Penguins’ Dominik Simon works to create scoring chances
The way Pittsburgh Penguins coach Mike Sullivan sees it, three results can arise from shooting pucks toward the net, and two of them are good for the shooter.
The topic surfaced Friday after practice, when Sullivan was asked about third-line left wing Dominik Simon. The 24-year-old Czech does everything on the ice that a coach can ask of a player, except the one task that decides the outcome of games: He doesn’t score many goals.
“If he is going to finish (score), he has to put more pucks on the net,” Sullivan said. “One of two things will happen. He’ll either score goals himself, or, as we’ve said on a number of occasions, nothing breaks coverage down more than a shot on goal. It creates a next-play opportunity for his linemates or himself.”
Of course, there’s always the possibility of the third thing — he could miss or be turned away by the goaltender.
But there was a time in Wilkes-Barre/Scranton when Simon was the team’s leading goal scorer. That was the 2015-16 season, when he scored 25 goals, with 23 assists. That continued a trend he brought with him from two Czech teams where he totaled 26 goals, with 17 assists, in 116 games over three seasons.
But in the past two seasons — in Wilkes Barre/Scranton and Pittsburgh — Simon has totaled 55 assists with only 23 goals.
Sullivan has encouraged Simon to shoot more often.
“We think he has a sneaky shot. He’s got a sneaky release,” the coach said.
Simon is trying to oblige.
“I have to, for sure, put more pucks on the net,” he said.
Asked if he considers himself a passer or shooter, he said, “It depends how you feel. Once it keeps going in, you shoot more, obviously. You get a lucky bounce, and you keep going.”
Sullivan has moved Simon from Sidney Crosby’s line to one with center Derek Brassard and right wing Bryan Rust. Sullivan liked how the line had performed prior to the Penguins’ final exhibition game Friday in Columbus, and he plans to give it a chance to gain traction.
“We’ve liked the line,” Sullivan said. “We think they’ve had a couple really strong games, and that’s one of the reasons we keep it together: just to give it another look and see what kind of chemistry develops.”
Even if Simon doesn’t start scoring goals immediately, Sullivan likes other parts of his game.
“Dominik has been a big part of their success,” he said. “He makes a lot of real subtle plays. He protects the puck extremely well for a guy who isn’t all that big (5-foot-11, 190 pounds). He’s pretty stiff on the puck.
“He’s really good in traffic and tight spaces. He has very good hands and sees it pretty good offensively. He makes a lot of those subtle plays that create opportunity.”
Simon says he compensates for his lack of his size by trying to excel in other areas.
“I feel good on my skates and in battles.
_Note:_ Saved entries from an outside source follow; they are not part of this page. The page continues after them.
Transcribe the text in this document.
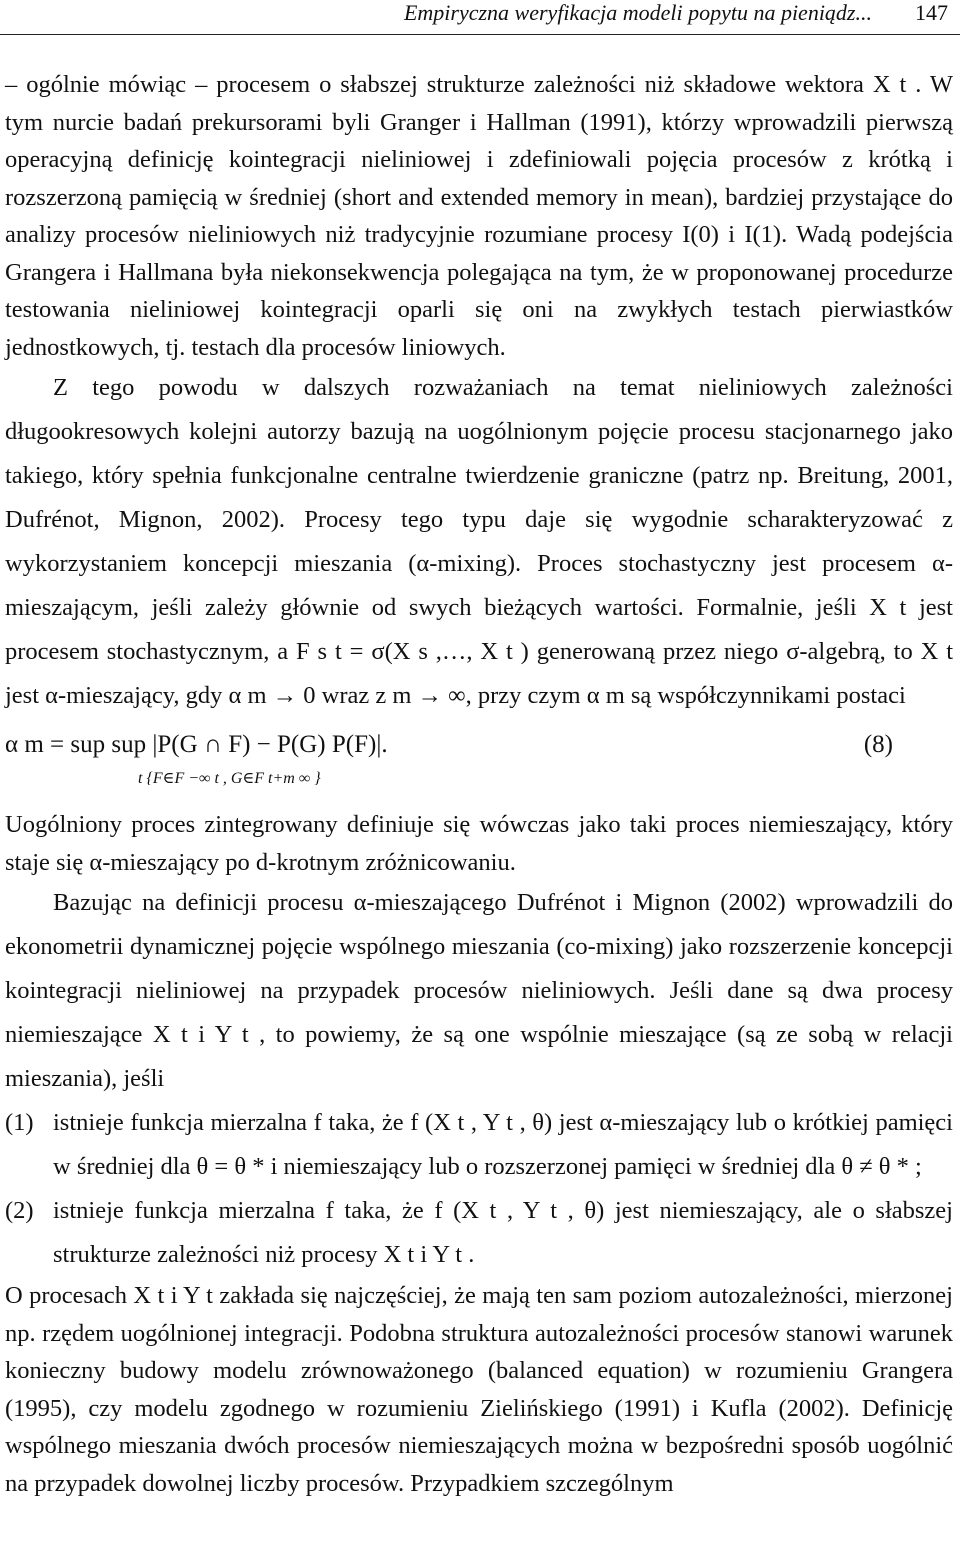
Empiryczna weryfikacja modeli popytu na pieniądz... 147

– ogólnie mówiąc – procesem o słabszej strukturze zależności niż składowe wektora X t . W tym nurcie badań prekursorami byli Granger i Hallman (1991), którzy wprowadzili pierwszą operacyjną definicję kointegracji nieliniowej i zdefiniowali pojęcia procesów z krótką i rozszerzoną pamięcią w średniej (short and extended memory in mean), bardziej przystające do analizy procesów nieliniowych niż tradycyjnie rozumiane procesy I(0) i I(1). Wadą podejścia Grangera i Hallmana była niekonsekwencja polegająca na tym, że w proponowanej procedurze testowania nieliniowej kointegracji oparli się oni na zwykłych testach pierwiastków jednostkowych, tj. testach dla procesów liniowych.

Z tego powodu w dalszych rozważaniach na temat nieliniowych zależności długookresowych kolejni autorzy bazują na uogólnionym pojęcie procesu stacjonarnego jako takiego, który spełnia funkcjonalne centralne twierdzenie graniczne (patrz np. Breitung, 2001, Dufrénot, Mignon, 2002). Procesy tego typu daje się wygodnie scharakteryzować z wykorzystaniem koncepcji mieszania (α-mixing). Proces stochastyczny jest procesem α-mieszającym, jeśli zależy głównie od swych bieżących wartości. Formalnie, jeśli X t jest procesem stochastycznym, a F s t = σ(X s ,…, X t ) generowaną przez niego σ-algebrą, to X t jest α-mieszający, gdy α m → 0 wraz z m → ∞, przy czym α m są współczynnikami postaci

α m = sup sup |P(G ∩ F) − P(G) P(F)|.
t {F∈F −∞ t , G∈F t+m ∞ }
(8)

Uogólniony proces zintegrowany definiuje się wówczas jako taki proces niemieszający, który staje się α-mieszający po d-krotnym zróżnicowaniu.

Bazując na definicji procesu α-mieszającego Dufrénot i Mignon (2002) wprowadzili do ekonometrii dynamicznej pojęcie wspólnego mieszania (co-mixing) jako rozszerzenie koncepcji kointegracji nieliniowej na przypadek procesów nieliniowych. Jeśli dane są dwa procesy niemieszające X t i Y t , to powiemy, że są one wspólnie mieszające (są ze sobą w relacji mieszania), jeśli

(1) istnieje funkcja mierzalna f taka, że f (X t , Y t , θ) jest α-mieszający lub o krótkiej pamięci w średniej dla θ = θ * i niemieszający lub o rozszerzonej pamięci w średniej dla θ ≠ θ * ;
(2) istnieje funkcja mierzalna f taka, że f (X t , Y t , θ) jest niemieszający, ale o słabszej strukturze zależności niż procesy X t i Y t .

O procesach X t i Y t zakłada się najczęściej, że mają ten sam poziom autozależności, mierzonej np. rzędem uogólnionej integracji. Podobna struktura autozależności procesów stanowi warunek konieczny budowy modelu zrównoważonego (balanced equation) w rozumieniu Grangera (1995), czy modelu zgodnego w rozumieniu Zielińskiego (1991) i Kufla (2002). Definicję wspólnego mieszania dwóch procesów niemieszających można w bezpośredni sposób uogólnić na przypadek dowolnej liczby procesów. Przypadkiem szczególnym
It’s not easy when you’re not the tallest guy,” he said, “but you have to put the speed in and other things to even it out.”
Simon liked skating with Crosby — “It’s really nice to play with him because he makes so much ice for you,” he said — but he said Brassard and Rust also can create opportunities.
“We make chances in a different way, maybe,” Simon said. “We’ve made a lot of them, and that feels great.”
Brassard hopes his line remains intact but knows how situations change over the course of a season.
“We’ve had some good looks, we’re making good decisions, we’ve had some good games, but it’s only preseason,” he said. “We know what kind of players we are. It’s just a matter of going out there and executing and being on the same page.
“In the season, the lines change a million times. There are always ups and down in a season, for the team, for players. If we can find some chemistry and try to keep it as long as we can during the season, that would be a positive thing for our hockey team.”